Но на следующий день мне везет на интересных людей, любопытные встречи. Рано утром это были Се Бэньшу, Ся Гуанфу, Цзян Чжунли, Лун Юнсин… Директор Института истории Юньнани и его многоопытные сотрудники, с которыми получился настоящий обмен мнениями.
Говорили о многом, внимательно выслушивая друг друга, не спеша с выводами и заключениями. Обсуждали специфику экономической и политической ситуации в Юньнани вообще и в XVIII–XIX вв. в частности, средства и методы, которыми управляли малыми народностями Юго-Запада китайские и маньчжурские правители, формы борьбы аборигенов против своих поработителей, много говорили о мусульманах провинции и, конечно, об острой вспышке антиправительственной и национальной борьбы в середине XIX в.
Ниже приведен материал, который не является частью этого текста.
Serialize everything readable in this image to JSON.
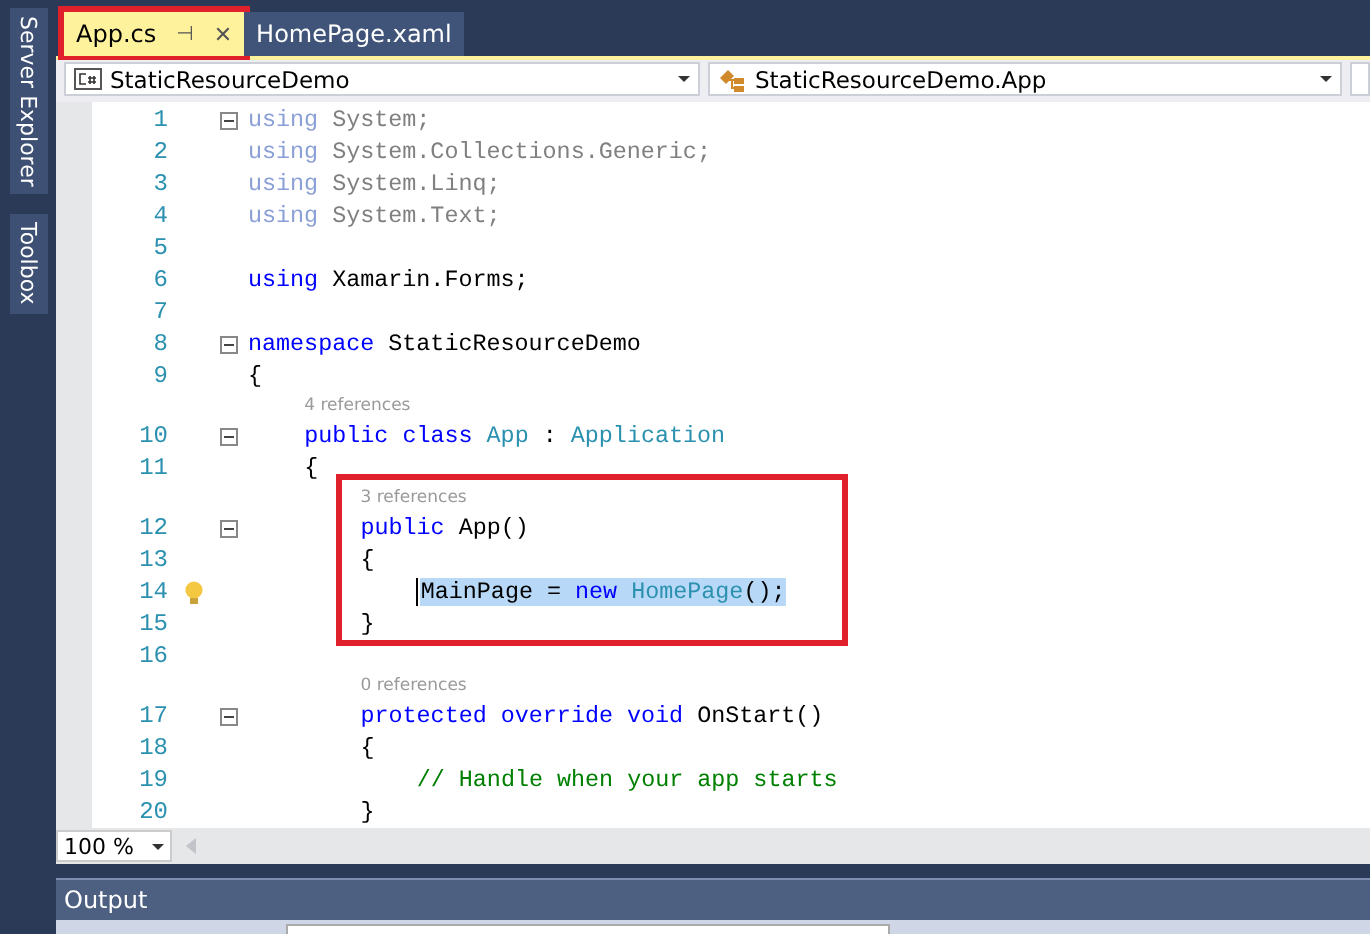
{
  "sidebar": {
    "items": [
      {
        "label": "Server Explorer"
      },
      {
        "label": "Toolbox"
      }
    ]
  },
  "tabs": [
    {
      "label": "App.cs",
      "selected": true,
      "outlined": true,
      "pin": "⊣",
      "close": "✕"
    },
    {
      "label": "HomePage.xaml",
      "selected": false,
      "outlined": false
    }
  ],
  "navigation_bar": {
    "project": "StaticResourceDemo",
    "member": "StaticResourceDemo.App"
  },
  "editor": {
    "rows": [
      {
        "kind": "code",
        "number": "1",
        "fold": true,
        "boxed": false,
        "selected": false,
        "bulb": false,
        "tokens": [
          {
            "text": "using",
            "kind": "dim_keyword"
          },
          {
            "text": " System;",
            "kind": "dim"
          }
        ]
      },
      {
        "kind": "code",
        "number": "2",
        "fold": false,
        "boxed": false,
        "selected": false,
        "bulb": false,
        "tokens": [
          {
            "text": "using",
            "kind": "dim_keyword"
          },
          {
            "text": " System.Collections.Generic;",
            "kind": "dim"
          }
        ]
      },
      {
        "kind": "code",
        "number": "3",
        "fold": false,
        "boxed": false,
        "selected": false,
        "bulb": false,
        "tokens": [
          {
            "text": "using",
            "kind": "dim_keyword"
          },
          {
            "text": " System.Linq;",
            "kind": "dim"
          }
        ]
      },
      {
        "kind": "code",
        "number": "4",
        "fold": false,
        "boxed": false,
        "selected": false,
        "bulb": false,
        "tokens": [
          {
            "text": "using",
            "kind": "dim_keyword"
          },
          {
            "text": " System.Text;",
            "kind": "dim"
          }
        ]
      },
      {
        "kind": "code",
        "number": "5",
        "fold": false,
        "boxed": false,
        "bulb": false
      },
      {
        "kind": "code",
        "number": "6",
        "fold": false,
        "boxed": false,
        "selected": false,
        "bulb": false,
        "tokens": [
          {
            "text": "using",
            "kind": "keyword"
          },
          {
            "text": " Xamarin.Forms;",
            "kind": "plain"
          }
        ]
      },
      {
        "kind": "code",
        "number": "7",
        "fold": false,
        "boxed": false,
        "bulb": false
      },
      {
        "kind": "code",
        "number": "8",
        "fold": true,
        "boxed": false,
        "selected": false,
        "bulb": false,
        "tokens": [
          {
            "text": "namespace",
            "kind": "keyword"
          },
          {
            "text": " StaticResourceDemo",
            "kind": "plain"
          }
        ]
      },
      {
        "kind": "code",
        "number": "9",
        "fold": false,
        "boxed": false,
        "selected": false,
        "bulb": false,
        "tokens": [
          {
            "text": "{",
            "kind": "plain"
          }
        ],
        "children": [
          {
            "kind": "lens",
            "text": "4 references",
            "boxed": false
          },
          {
            "kind": "code",
            "number": "10",
            "fold": true,
            "boxed": false,
            "selected": false,
            "bulb": false,
            "tokens": [
              {
                "text": "public class",
                "kind": "keyword"
              },
              {
                "text": " App",
                "kind": "type"
              },
              {
                "text": " : ",
                "kind": "plain"
              },
              {
                "text": "Application",
                "kind": "type"
              }
            ]
          },
          {
            "kind": "code",
            "number": "11",
            "fold": false,
            "boxed": false,
            "selected": false,
            "bulb": false,
            "tokens": [
              {
                "text": "{",
                "kind": "plain"
              }
            ],
            "children": [
              {
                "kind": "lens",
                "text": "3 references",
                "boxed": true
              },
              {
                "kind": "code",
                "number": "12",
                "fold": true,
                "boxed": true,
                "selected": false,
                "bulb": false,
                "tokens": [
                  {
                    "text": "public",
                    "kind": "keyword"
                  },
                  {
                    "text": " App()",
                    "kind": "plain"
                  }
                ]
              },
              {
                "kind": "code",
                "number": "13",
                "fold": false,
                "boxed": true,
                "selected": false,
                "bulb": false,
                "tokens": [
                  {
                    "text": "{",
                    "kind": "plain"
                  }
                ],
                "children": [
                  {
                    "kind": "code",
                    "number": "14",
                    "fold": false,
                    "boxed": true,
                    "selected": true,
                    "bulb": true,
                    "tokens": [
                      {
                        "text": "MainPage = ",
                        "kind": "plain"
                      },
                      {
                        "text": "new",
                        "kind": "keyword"
                      },
                      {
                        "text": " HomePage",
                        "kind": "type"
                      },
                      {
                        "text": "();",
                        "kind": "plain"
                      }
                    ]
                  }
                ]
              },
              {
                "kind": "code",
                "number": "15",
                "fold": false,
                "boxed": true,
                "selected": false,
                "bulb": false,
                "tokens": [
                  {
                    "text": "}",
                    "kind": "plain"
                  }
                ]
              },
              {
                "kind": "code",
                "number": "16",
                "fold": false,
                "boxed": false,
                "bulb": false
              },
              {
                "kind": "lens",
                "text": "0 references",
                "boxed": false
              },
              {
                "kind": "code",
                "number": "17",
                "fold": true,
                "boxed": false,
                "selected": false,
                "bulb": false,
                "tokens": [
                  {
                    "text": "protected override void",
                    "kind": "keyword"
                  },
                  {
                    "text": " OnStart()",
                    "kind": "plain"
                  }
                ]
              },
              {
                "kind": "code",
                "number": "18",
                "fold": false,
                "boxed": false,
                "selected": false,
                "bulb": false,
                "tokens": [
                  {
                    "text": "{",
                    "kind": "plain"
                  }
                ],
                "children": [
                  {
                    "kind": "code",
                    "number": "19",
                    "fold": false,
                    "boxed": false,
                    "selected": false,
                    "bulb": false,
                    "tokens": [
                      {
                        "text": "// Handle when your app starts",
                        "kind": "comment"
                      }
                    ]
                  }
                ]
              },
              {
                "kind": "code",
                "number": "20",
                "fold": false,
                "boxed": false,
                "selected": false,
                "bulb": false,
                "tokens": [
                  {
                    "text": "}",
                    "kind": "plain"
                  }
                ]
              }
            ]
          }
        ]
      }
    ],
    "zoom": "100 %"
  },
  "output_panel": {
    "title": "Output"
  }
}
Для Китая и китайцев история — не просто наука о прошлом или отвлеченное понятие. С давних времен, начиная от Конфуция, и по сегодняшний день ссылка на историю, исторический прецедент, исторический опыт, авторитет древних была самым существенным доводом в борьбе умов, логических построениях ученых и политиков, главным аргументом в принятии экономических программ и политических решений. И сегодня, как бы далеко ни ушел Китай от своего закоснелого в панцире традиций прошлого, события и герои древности раз за разом оказываются в центре острейших политических баталий в руководстве, их высказываниями и деяниями аргументируют и прикрывают свои поступки. Удивительно ли, что идеалом Мао Цзэдуна был Цинь Шихуанди, прославившийся не только как основатель первой общекитайской империи Цинь, но и как беспощадный тиран, закапывавший живьем в землю ученых-конфуцианцев и учинивший аутодафе тысячам еретических, с его точки зрения, книг. Не потому ли пылали костры из книг и глумились над интеллигенцией в годы «культурной революции»?
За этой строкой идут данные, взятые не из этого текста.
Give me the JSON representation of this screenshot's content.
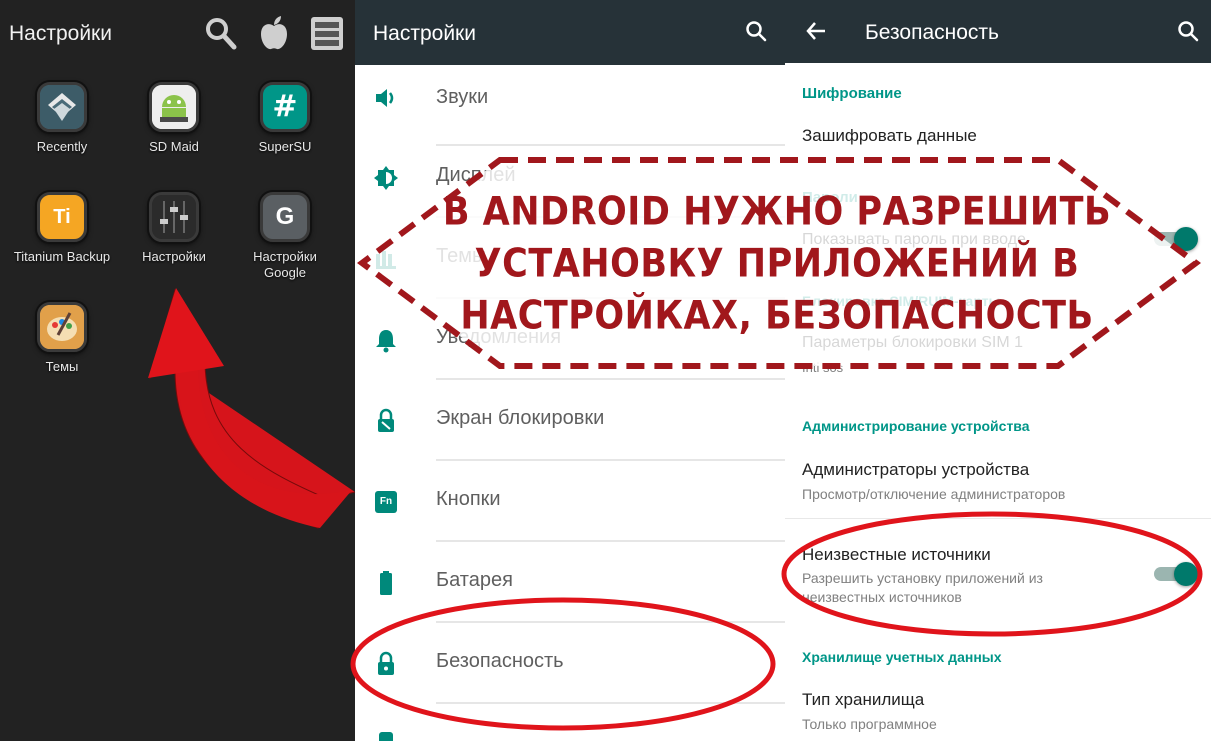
{
  "launcher": {
    "title": "Настройки",
    "header_icons": [
      "search-icon",
      "apple-icon",
      "server-icon"
    ],
    "apps": [
      {
        "label": "Recently",
        "icon": "recently-icon"
      },
      {
        "label": "SD Maid",
        "icon": "sd-maid-icon"
      },
      {
        "label": "SuperSU",
        "icon": "supersu-icon"
      },
      {
        "label": "Titanium Backup",
        "icon": "titanium-backup-icon",
        "glyph": "Ti"
      },
      {
        "label": "Настройки",
        "icon": "settings-icon"
      },
      {
        "label": "Настройки Google",
        "icon": "google-settings-icon",
        "glyph": "G"
      },
      {
        "label": "Темы",
        "icon": "themes-icon"
      }
    ],
    "supersu_glyph": "#"
  },
  "settings": {
    "title": "Настройки",
    "items": [
      {
        "label": "Звуки",
        "icon": "volume-icon"
      },
      {
        "label": "Дисплей",
        "icon": "brightness-icon"
      },
      {
        "label": "Темы",
        "icon": "themes-icon"
      },
      {
        "label": "Уведомления",
        "icon": "bell-icon"
      },
      {
        "label": "Экран блокировки",
        "icon": "lock-screen-icon"
      },
      {
        "label": "Кнопки",
        "icon": "fn-key-icon",
        "glyph": "Fn"
      },
      {
        "label": "Батарея",
        "icon": "battery-icon"
      },
      {
        "label": "Безопасность",
        "icon": "lock-icon"
      }
    ]
  },
  "security": {
    "title": "Безопасность",
    "sections": {
      "encryption": "Шифрование",
      "passwords": "Пароли",
      "sim_lock": "Блокировка SIM/RUIM-карты",
      "device_admin": "Администрирование устройства",
      "credential_storage": "Хранилище учетных данных"
    },
    "items": {
      "encrypt_data": "Зашифровать данные",
      "show_password": "Показывать пароль при вводе",
      "sim_lock_params": "Параметры блокировки SIM 1",
      "sim_lock_params_summary": "Inti sos",
      "device_admins": "Администраторы устройства",
      "device_admins_summary": "Просмотр/отключение администраторов",
      "unknown_sources": "Неизвестные источники",
      "unknown_sources_summary": "Разрешить установку приложений из неизвестных источников",
      "storage_type": "Тип хранилища",
      "storage_type_summary": "Только программное"
    },
    "toggles": {
      "show_password": true,
      "unknown_sources": true
    }
  },
  "banner": {
    "lines": [
      "В ANDROID НУЖНО РАЗРЕШИТЬ",
      "УСТАНОВКУ ПРИЛОЖЕНИЙ В",
      "НАСТРОЙКАХ, БЕЗОПАСНОСТЬ"
    ]
  },
  "colors": {
    "accent": "#009688",
    "toolbar": "#263238",
    "annotation_red": "#a1171c",
    "circle_red": "#e0141b"
  }
}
Министра обороны КНР Линь Бяо тоже клеймили как отпетого конфуцианца, сторонника древности и противника реформ, а противников волюнтаризма в экономике уподобляли мифическому «ревизионисту» Сун Цзяну, герою популярного исторического романа «Речные заводи». Ссылками на историю оправдывают сегодняшнюю политику. Ни в одной стране мира исторический прецедент не имеет такого значения, как в Китае. Каждый житель Срединного государства непременно должен проникнуться идеей древности и величия китайской цивилизации, говорить и писать об истории страны именно с этих позиций.
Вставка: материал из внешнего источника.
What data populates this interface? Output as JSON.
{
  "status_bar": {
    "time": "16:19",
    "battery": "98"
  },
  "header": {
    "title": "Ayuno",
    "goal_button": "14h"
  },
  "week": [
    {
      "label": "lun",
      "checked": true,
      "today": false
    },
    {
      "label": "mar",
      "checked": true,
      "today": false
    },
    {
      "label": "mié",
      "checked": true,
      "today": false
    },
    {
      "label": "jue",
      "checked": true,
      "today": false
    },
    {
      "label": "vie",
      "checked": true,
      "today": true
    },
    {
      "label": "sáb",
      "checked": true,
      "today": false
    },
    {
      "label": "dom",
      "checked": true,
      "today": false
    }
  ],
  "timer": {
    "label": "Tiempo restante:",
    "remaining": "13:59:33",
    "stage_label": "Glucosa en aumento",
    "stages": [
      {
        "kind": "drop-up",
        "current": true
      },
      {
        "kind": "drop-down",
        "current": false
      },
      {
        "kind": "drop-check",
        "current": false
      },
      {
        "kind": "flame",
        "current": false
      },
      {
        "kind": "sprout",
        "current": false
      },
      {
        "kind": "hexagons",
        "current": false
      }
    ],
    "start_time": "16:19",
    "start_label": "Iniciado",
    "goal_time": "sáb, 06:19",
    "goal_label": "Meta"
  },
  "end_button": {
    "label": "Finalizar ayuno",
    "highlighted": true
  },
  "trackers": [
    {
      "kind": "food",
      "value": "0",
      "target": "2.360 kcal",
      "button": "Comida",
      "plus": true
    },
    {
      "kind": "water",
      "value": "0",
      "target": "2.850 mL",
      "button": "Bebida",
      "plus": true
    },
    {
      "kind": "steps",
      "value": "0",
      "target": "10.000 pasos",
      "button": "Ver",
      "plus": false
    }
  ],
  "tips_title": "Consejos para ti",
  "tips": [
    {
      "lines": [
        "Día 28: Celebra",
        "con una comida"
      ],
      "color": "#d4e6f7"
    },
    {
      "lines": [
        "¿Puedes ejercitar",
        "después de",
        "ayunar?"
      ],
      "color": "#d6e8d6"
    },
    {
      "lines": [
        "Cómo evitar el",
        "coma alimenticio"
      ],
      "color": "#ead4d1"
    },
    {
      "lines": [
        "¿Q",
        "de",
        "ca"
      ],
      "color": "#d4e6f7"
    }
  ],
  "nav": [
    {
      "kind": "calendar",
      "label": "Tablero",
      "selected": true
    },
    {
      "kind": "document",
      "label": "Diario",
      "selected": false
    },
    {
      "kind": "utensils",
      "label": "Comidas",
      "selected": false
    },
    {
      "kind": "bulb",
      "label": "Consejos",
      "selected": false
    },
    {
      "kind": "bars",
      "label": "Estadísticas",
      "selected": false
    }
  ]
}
Для чего я все это пишу? Дело в том, что история Юго-Западного Китая также тесно переплетается с современной политикой, и то, как она писалась и пишется, во многом зависит от политической конъюнктуры. Пестрый этнический состав населения юго-западных провинций требует решения национального вопроса. Какого решения? Как его, это решение, обосновать? Как уложить многовековую историю национального угнетения, этнической розни, конфликтов в русло проповедуемой концепции «единого многонационального Китая», в постулат о «многовековой дружбе и сплоченности народов Китая»? И появились десятки, сотни статей и статеек, восхваляющих исконную дружбу и единство всех населяющих Поднебесную народов. И не случайно, наверное, громче всего звучали голоса «ревнителей национального равноправия», в том числе и защитников тезиса о боевом сотрудничестве различных национальностей Юньнани в период восстаний середины XIX в., именно тогда, когда в стране стала проводиться неприкрытая политика ассимиляции и китаизации неханьских народов.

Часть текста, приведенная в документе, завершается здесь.